As longtime readers may have noticed, we GetReligionistas think it is rather important for basic religious facts to be included, from time to time, in stories about major religious events and trends. It is, for example, rather important to help readers (even government officials) understand the difference between Sunni and Shiite Muslims. This topic has come up several times and, alas, I am sure that it will continue to do so. There is no way to round up all of GetReligion's URLs on that subject, but here are a few.
At the same time, I have been interested in knowing what these sectarian differences look like when they are lived out in daily life, in public worship and in the doctrines that define them. If a reporter walked into a Sunni mosque instead of a Shiite mosque in Iraq, how would they know the difference? Baptist sanctuaries do not look like Catholic sanctuaries. Right? There are differences that can be described in words and even photographed (perhaps).
I tore a Stephen Schwartz article out of The Weekly Standard recently that offered some insights on issues of this kind, and then I lost it. I found it yesterday in the bottom of my shoulder bag, down under clips from the The Washington Post, The Washington Times, etc. The edgy headline said: "Saudi Arabia's Koran Kops -- The religious police run amok."
We do not write about the political weeklies all that often, but this article contained information and images that religion-beat reporters will find interesting.
At the heart of the article is the fact that the religious militia, or mutawiyin, of Saudi Arabia have been cracking down on people whose worship they consider unworthy or even heretical. This is especially true when it comes to the Shiites, who offend the Wahhabi authorities in every way. But what does that look like? Consider this passage:
On August 10, according to Reuters, a group of eight Iraqi Shia men aged 16 to 26, holding American and British citizenship, accused the mutawiyin of assaulting them in Mecca a week before. The eight Shias claimed they had been detained overnight and beaten by the religious militia for praying in the Shia manner, which differs slightly from the Sunni prayer ritual. A member of the Iraqi parliament said that two of the men were sons of Iraqi political figures. One of the pilgrims, Amir Taki, 24, declared, "We were handcuffed and savagely beaten with chairs, bats, sticks, shoes and police radio communication devices." They claimed to have been denied water, food, medicine, and toilet facilities, and to have been subjected to threats of murder. They escaped because one used a hidden cellphone to contact U.S. and British diplomats.
My colleague and coauthor Irfan al-Alawi ... a British Sunni Muslim, had a similar experience to that of the Iraqi Shia pilgrims, on August 12. He writes, "I went to the prophet's Mosque to read my prayers. I moved close to the sacred chamber where the prophet is buried, which is made of a green coloured metal grill and has a wooden wall surrounding it. The mutawiyin and police sit behind the wooden wall and stop people from looking inside, touching the grill for blessings and praying towards it.

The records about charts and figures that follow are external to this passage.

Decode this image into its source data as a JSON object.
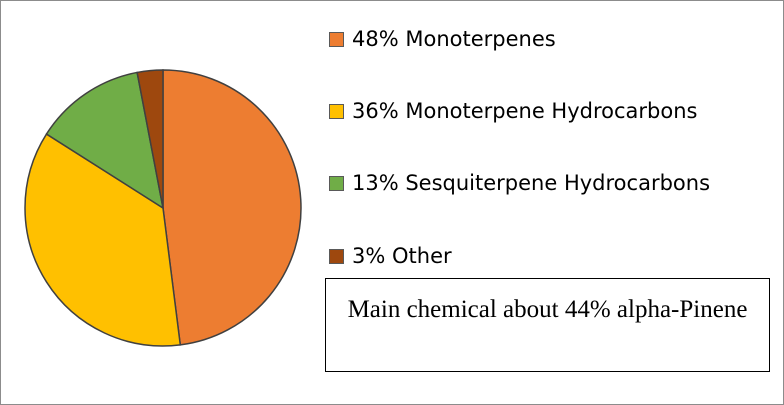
{
  "chart_data": {
    "type": "pie",
    "start_angle": "12 o'clock",
    "direction": "clockwise",
    "legend_placement": "right",
    "slices": [
      {
        "label": "48% Monoterpenes",
        "value": 48,
        "color": "#ED7D31"
      },
      {
        "label": "36% Monoterpene Hydrocarbons",
        "value": 36,
        "color": "#FFC000"
      },
      {
        "label": "13% Sesquiterpene Hydrocarbons",
        "value": 13,
        "color": "#70AD47"
      },
      {
        "label": "3% Other",
        "value": 3,
        "color": "#9E480E"
      }
    ],
    "annotation": "Main chemical about 44% alpha-Pinene"
  }
}
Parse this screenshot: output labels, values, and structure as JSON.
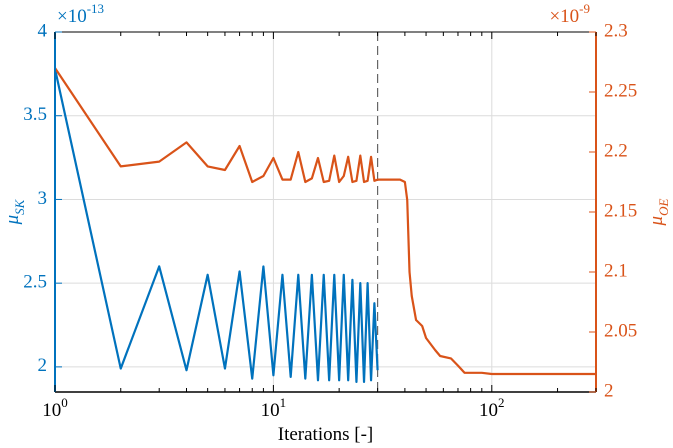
{
  "chart_data": {
    "type": "line",
    "xlabel": "Iterations [-]",
    "ylabel": {
      "text": "μ",
      "sub": "SK"
    },
    "y2label": {
      "text": "μ",
      "sub": "OE"
    },
    "yoffset": {
      "text": "×10",
      "exponent": "-13"
    },
    "y2offset": {
      "text": "×10",
      "exponent": "-9"
    },
    "xscale": "log",
    "xlim": [
      1,
      300
    ],
    "xticks": [
      {
        "value": 1,
        "label": "10",
        "exponent": "0"
      },
      {
        "value": 10,
        "label": "10",
        "exponent": "1"
      },
      {
        "value": 100,
        "label": "10",
        "exponent": "2"
      }
    ],
    "xminorticks": [
      2,
      3,
      4,
      5,
      6,
      7,
      8,
      9,
      20,
      30,
      40,
      50,
      60,
      70,
      80,
      90,
      200,
      300
    ],
    "ylim": [
      1.85,
      4
    ],
    "yticks": [
      2,
      2.5,
      3,
      3.5,
      4
    ],
    "y2lim": [
      2,
      2.3
    ],
    "y2ticks": [
      2,
      2.05,
      2.1,
      2.15,
      2.2,
      2.25,
      2.3
    ],
    "grid": true,
    "vline": 30,
    "series": [
      {
        "color": "#0072BD",
        "axis": "y",
        "x": [
          1,
          2,
          3,
          4,
          5,
          6,
          7,
          8,
          9,
          10,
          11,
          12,
          13,
          14,
          15,
          16,
          17,
          18,
          19,
          20,
          21,
          22,
          23,
          24,
          25,
          26,
          27,
          28,
          29,
          30
        ],
        "values": [
          3.78,
          1.99,
          2.6,
          1.98,
          2.55,
          1.99,
          2.57,
          1.93,
          2.6,
          1.95,
          2.55,
          1.94,
          2.55,
          1.93,
          2.55,
          1.92,
          2.55,
          1.92,
          2.55,
          1.92,
          2.55,
          1.92,
          2.52,
          1.91,
          2.5,
          1.91,
          2.5,
          1.92,
          2.38,
          1.98
        ]
      },
      {
        "color": "#D95319",
        "axis": "y2",
        "x": [
          1,
          2,
          3,
          4,
          5,
          6,
          7,
          8,
          9,
          10,
          11,
          12,
          13,
          14,
          15,
          16,
          17,
          18,
          19,
          20,
          21,
          22,
          23,
          24,
          25,
          26,
          27,
          28,
          29,
          30,
          35,
          38,
          40,
          41,
          42,
          43,
          45,
          48,
          50,
          55,
          58,
          65,
          70,
          75,
          90,
          100,
          300
        ],
        "values": [
          2.27,
          2.188,
          2.192,
          2.208,
          2.188,
          2.185,
          2.205,
          2.175,
          2.18,
          2.195,
          2.177,
          2.177,
          2.2,
          2.175,
          2.178,
          2.195,
          2.175,
          2.176,
          2.197,
          2.175,
          2.18,
          2.196,
          2.175,
          2.176,
          2.197,
          2.175,
          2.176,
          2.196,
          2.176,
          2.177,
          2.177,
          2.177,
          2.175,
          2.16,
          2.1,
          2.08,
          2.06,
          2.055,
          2.045,
          2.035,
          2.03,
          2.028,
          2.022,
          2.016,
          2.016,
          2.015,
          2.015
        ]
      }
    ]
  }
}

"As I took out a book consisting of salutations for the Prophet, one of the mutawiyin had left to change duty. I was reading the salutations facing the sacred chamber when a police officer told me to move away. The mutawwa who had left to change his shift told me not to face the sacred chamber. I made a gesture indicating I needed only two more minutes to finish praying, but the mutawwa insisted that I leave the area immediately. I continued reading from my book while sitting for approximately five more minutes, and then got up to leave. As I walked around the sacred chamber towards the exit, another mutawwa grabbed me at the indication of the first one, and led me towards the first. The first asked me for my card, to which I replied, 'Which card?' in English. He repeated, 'Card, card.' A well-dressed old Saudi man told the mutawwa to leave me alone, to which the mutawwa replied, 'Mind your own business and don't interfere.' He then asked me my nationality and when I replied that I was British he smirked.
"We then went to the head office of the mutawiyin. The one who arrested me reported the incident and told his senior that I ignored his instructions three times against praying facing the sacred chamber. I waited for ten minutes before a Pakistani dressed in the blue uniform of the Saudi bin Laden company came into the office and sat down next to me. He asked me in Urdu why I was there, and I repeated the incident, to which he replied, 'Why were you facing the sacred chamber?' He then asked me which book I was reading. He looked through it and then asked me whether I was a Shia to which I replied that I was not, but that I was a mainstream Sunni. He then said that the book I was reading was written by a Shia, which happens to be untrue."
And so forth and so on. Don't you want to know more, more about the actual teachings that shape these clashing traditions?
There are other factors at play here. But are the religious beliefs important? Of course they are.
Photo: The gates to the tomb of the Prophet Muhammad.